Ramos (My Bad: A Mile-High Noir, 2016, etc.) kicks off a new series about a Latino detective who gets involved with a Colorado Rockies star and pretty much every lowlife in Denver and beyond.
Rockies All-Star center fielder Joaquín "Kino" Machado’s past has caught up with him. Alberto, the brother who left Cuba with him 10 years ago, is seriously in debt to mobbed-up Havana restaurateur Miguel "Hoochie" Almeida, whose brother, boxer Claudio Almeida, Kino just happens to have killed before leaving the island.
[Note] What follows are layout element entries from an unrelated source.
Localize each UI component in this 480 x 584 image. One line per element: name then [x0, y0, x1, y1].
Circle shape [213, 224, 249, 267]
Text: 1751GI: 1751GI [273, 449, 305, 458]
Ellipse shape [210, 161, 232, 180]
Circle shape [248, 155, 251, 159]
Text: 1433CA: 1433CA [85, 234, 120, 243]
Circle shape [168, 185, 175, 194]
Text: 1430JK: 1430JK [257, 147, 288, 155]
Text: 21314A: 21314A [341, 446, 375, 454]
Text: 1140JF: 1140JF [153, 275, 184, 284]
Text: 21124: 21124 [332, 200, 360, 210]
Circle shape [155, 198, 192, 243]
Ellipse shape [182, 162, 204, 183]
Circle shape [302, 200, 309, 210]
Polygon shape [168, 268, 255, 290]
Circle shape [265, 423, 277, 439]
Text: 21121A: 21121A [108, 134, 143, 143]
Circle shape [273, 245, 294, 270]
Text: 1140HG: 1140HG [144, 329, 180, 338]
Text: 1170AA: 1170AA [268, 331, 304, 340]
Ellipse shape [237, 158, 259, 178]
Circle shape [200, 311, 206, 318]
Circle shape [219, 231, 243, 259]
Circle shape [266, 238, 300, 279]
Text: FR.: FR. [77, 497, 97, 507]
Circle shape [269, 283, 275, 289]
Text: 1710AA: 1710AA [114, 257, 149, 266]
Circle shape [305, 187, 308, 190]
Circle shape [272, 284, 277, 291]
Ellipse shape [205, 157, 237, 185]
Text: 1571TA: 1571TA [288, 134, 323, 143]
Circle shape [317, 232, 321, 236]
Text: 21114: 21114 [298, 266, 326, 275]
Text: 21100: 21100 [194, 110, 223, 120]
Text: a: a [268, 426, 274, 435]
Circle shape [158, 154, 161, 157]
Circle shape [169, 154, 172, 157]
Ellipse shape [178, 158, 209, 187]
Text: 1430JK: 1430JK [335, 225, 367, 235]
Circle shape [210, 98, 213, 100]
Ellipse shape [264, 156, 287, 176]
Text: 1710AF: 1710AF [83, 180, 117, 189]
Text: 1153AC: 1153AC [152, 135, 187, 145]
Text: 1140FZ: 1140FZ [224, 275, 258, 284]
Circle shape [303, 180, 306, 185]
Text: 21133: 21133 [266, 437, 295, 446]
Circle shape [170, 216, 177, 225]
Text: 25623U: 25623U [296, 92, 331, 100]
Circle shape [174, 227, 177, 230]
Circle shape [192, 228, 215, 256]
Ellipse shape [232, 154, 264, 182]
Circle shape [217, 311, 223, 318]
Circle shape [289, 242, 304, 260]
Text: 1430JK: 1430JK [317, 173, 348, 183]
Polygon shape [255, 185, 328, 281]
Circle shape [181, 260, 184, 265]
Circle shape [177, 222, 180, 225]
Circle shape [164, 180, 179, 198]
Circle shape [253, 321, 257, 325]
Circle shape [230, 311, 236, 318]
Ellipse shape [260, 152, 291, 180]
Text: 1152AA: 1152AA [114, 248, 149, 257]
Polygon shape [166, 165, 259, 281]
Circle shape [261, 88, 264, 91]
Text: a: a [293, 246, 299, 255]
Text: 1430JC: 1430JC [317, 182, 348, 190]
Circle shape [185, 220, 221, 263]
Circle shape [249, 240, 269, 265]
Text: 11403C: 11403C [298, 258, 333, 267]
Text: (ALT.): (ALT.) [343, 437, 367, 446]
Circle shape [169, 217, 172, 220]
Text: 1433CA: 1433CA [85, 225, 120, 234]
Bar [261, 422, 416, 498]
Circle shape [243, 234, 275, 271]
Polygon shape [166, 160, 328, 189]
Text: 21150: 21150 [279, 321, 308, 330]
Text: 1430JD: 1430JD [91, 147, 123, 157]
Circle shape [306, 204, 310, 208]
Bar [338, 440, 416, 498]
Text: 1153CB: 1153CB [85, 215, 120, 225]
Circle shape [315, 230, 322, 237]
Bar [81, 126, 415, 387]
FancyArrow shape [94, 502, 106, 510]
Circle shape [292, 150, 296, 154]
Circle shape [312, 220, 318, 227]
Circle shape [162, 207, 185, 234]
Since Kino can’t just wire Hoochie the $500,000 he demands, he arranges to smuggle the money into Havana and ask ex-con private eye Agustín "Gus" Corral to travel with Alberto and hold his hand while he turns over the money. Ignoring the newspaper headlines about a shooter aiming at cars on I-25 and shaking off retired cop Leo Hudgens, who wants to hire him to track down Dominick Alito, the former partner who turned Hudgens to the dark side, Gus packs his bags for Cuba. What could possibly go wrong? Just about everything, and quickly, too. The van in which Kino’s sister, Lourdes, picks up Gus and Alberto at José Martí International Airport is ambushed by heavily armed fake cops; when Gus drives the van away, he hits an ox in the road, crashes the van, and loses the money; the U.S. Consular official who interrogates him about the accident and the money turns out to be equally fake. Just when you’ve settled in for a whimsical tour of the dark side of post-Castro Cuba, Gus abruptly returns home, where he spends the second half of this helter-skelter tale tamping down runaway subplots that flare up as suddenly as wildfires.
Ramos plots with all the coherence of an unusually antic comic strip. But the Cuba sequences are gripping, and it’s hard to resist a hero who observes, “I’ve never had a positive experience with a man who carried a briefcase.”